Liquidity risk management proposal. The SEC proposed a new rule and amendments to promote effective liquidity risk management and to reduce the possibility that funds will be unable to meet redemption obligations and mitigating dilution of the interests of fund shareholders. The Commission proposed new Rule 22e-4, which would require each registered open-end fund, including open-end exchange-traded funds but not including money market funds, to establish a liquidity risk management program. The SEC also proposed to permit a fund, under certain circumstances, to use swing pricing and to change disclosure requirements to give investors, market participants, and Commission staff improved information on fund liquidity and redemption practices.

Derivatives use proposal. The SEC proposed rules to enhance regulation of the use of derivatives by registered investment companies. Specifically, the proposal would require each fund to comply with limitations on the amount of its leverage derivatives and other transactions and to manage risks associated with derivatives transactions by segregating assets in an amount sufficient to enable the fund to meet its obligations under stressed conditions. A fund that engages in more than a limited amount of derivatives transactions would also be required to establish a formalized derivatives risk management program under the rule. The proposed reforms would also address funds’ use of financial commitment transactions by requiring funds to segregate certain assets to cover their obligations.

IDC on directors’ role. According to the IDC’s comments, directors are most effective when they can provide an independent perspective regarding management decisions without direct day-to-day involvement in the process. Board members need to focus on the oversight of forest, not the individual trees, the group continued, and participation in daily management matters is not where they can add value.

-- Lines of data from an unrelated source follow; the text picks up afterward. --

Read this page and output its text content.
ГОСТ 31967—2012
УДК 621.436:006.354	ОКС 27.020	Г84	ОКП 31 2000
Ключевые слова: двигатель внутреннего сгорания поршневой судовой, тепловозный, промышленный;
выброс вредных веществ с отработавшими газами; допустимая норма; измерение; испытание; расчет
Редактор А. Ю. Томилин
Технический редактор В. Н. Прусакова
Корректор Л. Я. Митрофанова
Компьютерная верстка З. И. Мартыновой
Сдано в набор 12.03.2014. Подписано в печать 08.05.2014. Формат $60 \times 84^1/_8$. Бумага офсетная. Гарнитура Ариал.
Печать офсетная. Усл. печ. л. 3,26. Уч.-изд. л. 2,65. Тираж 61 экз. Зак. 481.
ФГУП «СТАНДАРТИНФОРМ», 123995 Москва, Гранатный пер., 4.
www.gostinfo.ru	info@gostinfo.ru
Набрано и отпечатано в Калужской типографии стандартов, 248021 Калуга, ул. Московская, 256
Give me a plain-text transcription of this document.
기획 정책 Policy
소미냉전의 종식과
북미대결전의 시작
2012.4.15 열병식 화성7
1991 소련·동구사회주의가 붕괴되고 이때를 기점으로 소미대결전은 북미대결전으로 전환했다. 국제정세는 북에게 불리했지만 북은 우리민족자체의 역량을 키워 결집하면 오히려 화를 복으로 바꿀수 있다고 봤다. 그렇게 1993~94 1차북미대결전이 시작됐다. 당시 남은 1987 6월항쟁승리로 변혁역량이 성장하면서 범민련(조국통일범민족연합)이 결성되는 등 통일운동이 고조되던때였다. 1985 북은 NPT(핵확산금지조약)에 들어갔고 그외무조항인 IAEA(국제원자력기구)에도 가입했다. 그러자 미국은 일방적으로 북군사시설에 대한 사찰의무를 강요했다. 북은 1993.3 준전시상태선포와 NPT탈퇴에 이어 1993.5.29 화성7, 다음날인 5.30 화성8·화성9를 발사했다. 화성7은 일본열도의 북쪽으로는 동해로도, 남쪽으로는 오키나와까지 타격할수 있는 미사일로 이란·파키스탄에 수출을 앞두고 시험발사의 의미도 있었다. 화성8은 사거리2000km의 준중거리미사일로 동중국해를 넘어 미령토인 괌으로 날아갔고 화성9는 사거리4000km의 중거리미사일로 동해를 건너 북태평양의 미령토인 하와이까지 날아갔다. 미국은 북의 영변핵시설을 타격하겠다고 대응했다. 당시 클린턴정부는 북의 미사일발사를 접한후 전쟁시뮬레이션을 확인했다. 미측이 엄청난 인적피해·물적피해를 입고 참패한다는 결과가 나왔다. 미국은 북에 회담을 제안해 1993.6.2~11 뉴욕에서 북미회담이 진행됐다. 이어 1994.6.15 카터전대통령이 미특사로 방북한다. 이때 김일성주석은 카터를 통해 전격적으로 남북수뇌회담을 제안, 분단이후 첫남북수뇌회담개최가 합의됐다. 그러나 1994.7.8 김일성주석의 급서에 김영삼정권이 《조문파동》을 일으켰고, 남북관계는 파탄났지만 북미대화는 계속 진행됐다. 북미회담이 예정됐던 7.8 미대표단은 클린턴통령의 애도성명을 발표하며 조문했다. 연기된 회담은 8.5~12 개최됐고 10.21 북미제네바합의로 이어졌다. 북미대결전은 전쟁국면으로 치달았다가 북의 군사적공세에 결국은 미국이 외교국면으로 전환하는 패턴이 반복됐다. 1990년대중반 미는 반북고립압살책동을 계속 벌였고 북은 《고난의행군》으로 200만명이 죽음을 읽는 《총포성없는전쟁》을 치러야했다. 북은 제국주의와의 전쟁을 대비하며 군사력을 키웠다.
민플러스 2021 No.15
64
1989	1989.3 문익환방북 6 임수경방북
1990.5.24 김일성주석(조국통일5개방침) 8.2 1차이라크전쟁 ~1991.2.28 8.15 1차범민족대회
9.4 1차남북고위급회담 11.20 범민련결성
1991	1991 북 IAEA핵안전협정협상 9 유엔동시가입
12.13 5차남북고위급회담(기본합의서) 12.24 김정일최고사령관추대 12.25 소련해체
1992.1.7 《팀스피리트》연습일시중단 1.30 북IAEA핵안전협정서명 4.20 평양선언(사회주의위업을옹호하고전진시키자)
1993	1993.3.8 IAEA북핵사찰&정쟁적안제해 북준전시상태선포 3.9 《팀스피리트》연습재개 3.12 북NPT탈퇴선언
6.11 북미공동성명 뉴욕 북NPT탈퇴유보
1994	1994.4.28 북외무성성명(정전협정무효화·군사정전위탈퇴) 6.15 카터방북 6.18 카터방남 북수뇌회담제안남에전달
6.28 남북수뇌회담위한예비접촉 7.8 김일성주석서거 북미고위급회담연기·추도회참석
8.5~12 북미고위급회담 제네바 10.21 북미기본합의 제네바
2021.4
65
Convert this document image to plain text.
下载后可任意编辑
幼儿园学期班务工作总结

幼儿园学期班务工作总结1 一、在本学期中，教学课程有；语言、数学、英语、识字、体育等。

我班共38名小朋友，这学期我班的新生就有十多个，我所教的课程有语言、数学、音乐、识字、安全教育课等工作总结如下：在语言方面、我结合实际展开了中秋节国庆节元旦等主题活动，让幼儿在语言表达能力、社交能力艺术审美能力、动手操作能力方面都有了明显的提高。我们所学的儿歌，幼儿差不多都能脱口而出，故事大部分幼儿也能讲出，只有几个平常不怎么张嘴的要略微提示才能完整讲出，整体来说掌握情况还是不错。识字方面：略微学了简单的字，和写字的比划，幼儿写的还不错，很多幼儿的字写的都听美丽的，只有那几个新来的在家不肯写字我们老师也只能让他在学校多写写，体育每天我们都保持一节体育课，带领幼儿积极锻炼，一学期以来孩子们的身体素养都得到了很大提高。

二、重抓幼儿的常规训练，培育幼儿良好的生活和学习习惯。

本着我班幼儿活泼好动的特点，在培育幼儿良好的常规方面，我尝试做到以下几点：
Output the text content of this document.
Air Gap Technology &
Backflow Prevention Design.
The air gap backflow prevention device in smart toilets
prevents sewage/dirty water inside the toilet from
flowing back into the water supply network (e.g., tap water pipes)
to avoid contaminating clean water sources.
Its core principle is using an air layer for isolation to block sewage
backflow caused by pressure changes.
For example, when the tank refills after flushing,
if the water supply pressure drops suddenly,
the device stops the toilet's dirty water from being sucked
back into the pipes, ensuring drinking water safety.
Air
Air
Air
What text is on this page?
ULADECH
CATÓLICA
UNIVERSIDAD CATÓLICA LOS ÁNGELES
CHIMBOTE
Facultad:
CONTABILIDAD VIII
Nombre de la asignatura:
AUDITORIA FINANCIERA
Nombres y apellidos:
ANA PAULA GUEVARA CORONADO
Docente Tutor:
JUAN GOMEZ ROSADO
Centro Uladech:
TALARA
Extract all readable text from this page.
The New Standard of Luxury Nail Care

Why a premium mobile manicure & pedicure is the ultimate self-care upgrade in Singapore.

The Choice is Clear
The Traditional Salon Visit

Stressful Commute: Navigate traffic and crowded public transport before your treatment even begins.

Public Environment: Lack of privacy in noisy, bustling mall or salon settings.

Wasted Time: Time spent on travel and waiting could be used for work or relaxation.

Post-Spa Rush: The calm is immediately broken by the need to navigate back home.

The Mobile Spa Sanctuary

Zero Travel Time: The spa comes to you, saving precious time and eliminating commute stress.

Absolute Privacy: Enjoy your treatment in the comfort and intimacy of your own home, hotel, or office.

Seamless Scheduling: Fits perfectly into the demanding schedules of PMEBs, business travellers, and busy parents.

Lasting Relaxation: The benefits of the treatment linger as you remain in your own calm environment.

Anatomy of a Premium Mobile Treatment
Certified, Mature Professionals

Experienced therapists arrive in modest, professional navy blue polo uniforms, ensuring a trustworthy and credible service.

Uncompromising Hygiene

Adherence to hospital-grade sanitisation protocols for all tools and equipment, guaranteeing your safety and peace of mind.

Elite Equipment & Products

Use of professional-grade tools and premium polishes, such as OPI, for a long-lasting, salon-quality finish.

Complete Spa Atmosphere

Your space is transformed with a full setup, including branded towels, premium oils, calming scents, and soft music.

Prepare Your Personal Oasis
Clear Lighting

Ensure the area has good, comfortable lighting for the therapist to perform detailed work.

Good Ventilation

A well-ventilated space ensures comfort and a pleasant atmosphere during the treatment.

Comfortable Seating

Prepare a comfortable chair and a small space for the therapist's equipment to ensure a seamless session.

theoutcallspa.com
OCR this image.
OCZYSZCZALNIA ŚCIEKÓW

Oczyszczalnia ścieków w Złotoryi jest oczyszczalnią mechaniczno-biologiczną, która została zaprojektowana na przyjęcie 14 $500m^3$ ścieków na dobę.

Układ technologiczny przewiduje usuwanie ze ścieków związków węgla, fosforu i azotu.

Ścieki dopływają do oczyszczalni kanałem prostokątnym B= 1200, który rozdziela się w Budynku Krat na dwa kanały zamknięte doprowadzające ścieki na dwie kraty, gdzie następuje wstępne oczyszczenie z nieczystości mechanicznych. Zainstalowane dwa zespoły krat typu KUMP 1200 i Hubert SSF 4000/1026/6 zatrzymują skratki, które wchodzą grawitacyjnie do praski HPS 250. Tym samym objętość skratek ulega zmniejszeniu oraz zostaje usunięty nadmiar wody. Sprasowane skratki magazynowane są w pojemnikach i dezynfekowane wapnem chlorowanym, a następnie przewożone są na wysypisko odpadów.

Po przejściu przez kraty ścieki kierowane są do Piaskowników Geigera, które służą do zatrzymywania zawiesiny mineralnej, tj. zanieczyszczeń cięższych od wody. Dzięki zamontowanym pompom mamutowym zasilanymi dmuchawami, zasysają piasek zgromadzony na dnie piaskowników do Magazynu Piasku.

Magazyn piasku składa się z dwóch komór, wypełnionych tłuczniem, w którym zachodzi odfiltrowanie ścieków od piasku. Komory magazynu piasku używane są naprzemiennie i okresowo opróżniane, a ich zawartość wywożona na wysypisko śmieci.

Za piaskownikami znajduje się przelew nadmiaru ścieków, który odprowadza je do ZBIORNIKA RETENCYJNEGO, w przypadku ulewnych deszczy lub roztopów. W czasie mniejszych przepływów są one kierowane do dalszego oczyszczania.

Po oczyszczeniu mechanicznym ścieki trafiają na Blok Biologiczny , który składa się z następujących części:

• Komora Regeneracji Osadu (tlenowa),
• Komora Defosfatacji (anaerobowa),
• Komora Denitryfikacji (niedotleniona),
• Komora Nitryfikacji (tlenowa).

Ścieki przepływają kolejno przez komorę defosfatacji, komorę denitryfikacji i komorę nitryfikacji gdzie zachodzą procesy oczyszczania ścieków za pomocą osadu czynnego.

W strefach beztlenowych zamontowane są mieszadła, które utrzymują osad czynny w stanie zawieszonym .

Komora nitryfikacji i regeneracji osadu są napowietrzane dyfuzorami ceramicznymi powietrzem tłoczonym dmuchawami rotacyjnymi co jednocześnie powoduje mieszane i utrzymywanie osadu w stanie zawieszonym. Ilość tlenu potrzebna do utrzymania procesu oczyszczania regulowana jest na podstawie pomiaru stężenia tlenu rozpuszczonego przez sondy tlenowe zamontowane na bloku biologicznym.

The SEC needs to consider which obligations can be appropriately imposed on independent directors and which activities go too far into management function, the IDC explained. In the past, the Commission has imposed specific responsibilities on independent directors when a matter involves a conflict of interest, the group noted, but the two proposals do not present conflicts that warrant independent scrutiny. In fact, according to the IDC, the interests of a fund’s adviser and the fund are typically aligned in matters of liquidity management and limitations on derivatives use. In addition, under the proposals, directors would have to develop deep understanding of technical matters, which could divert their focus from the matters most important to shareholders, the IDC stated.

According to the group, imposing specific managerial obligations could also set directors up for failure in making on-the-ground managerial decisions and increase the potential for liability. Moreover, managerial responsibilities on board members could lead to overemphasis on directors with subject-matter expertise, thereby limiting the pool of qualified candidates. The SEC should consider how the existing Rule 38a-1 oversight framework for boards addresses the proposals’ concerns and whether the proposed changes would create uncertainty in relation to current compliance programs, the IDC said.

The Commission must clearly draw the line between board oversight and day-to-day management, the IDC concluded.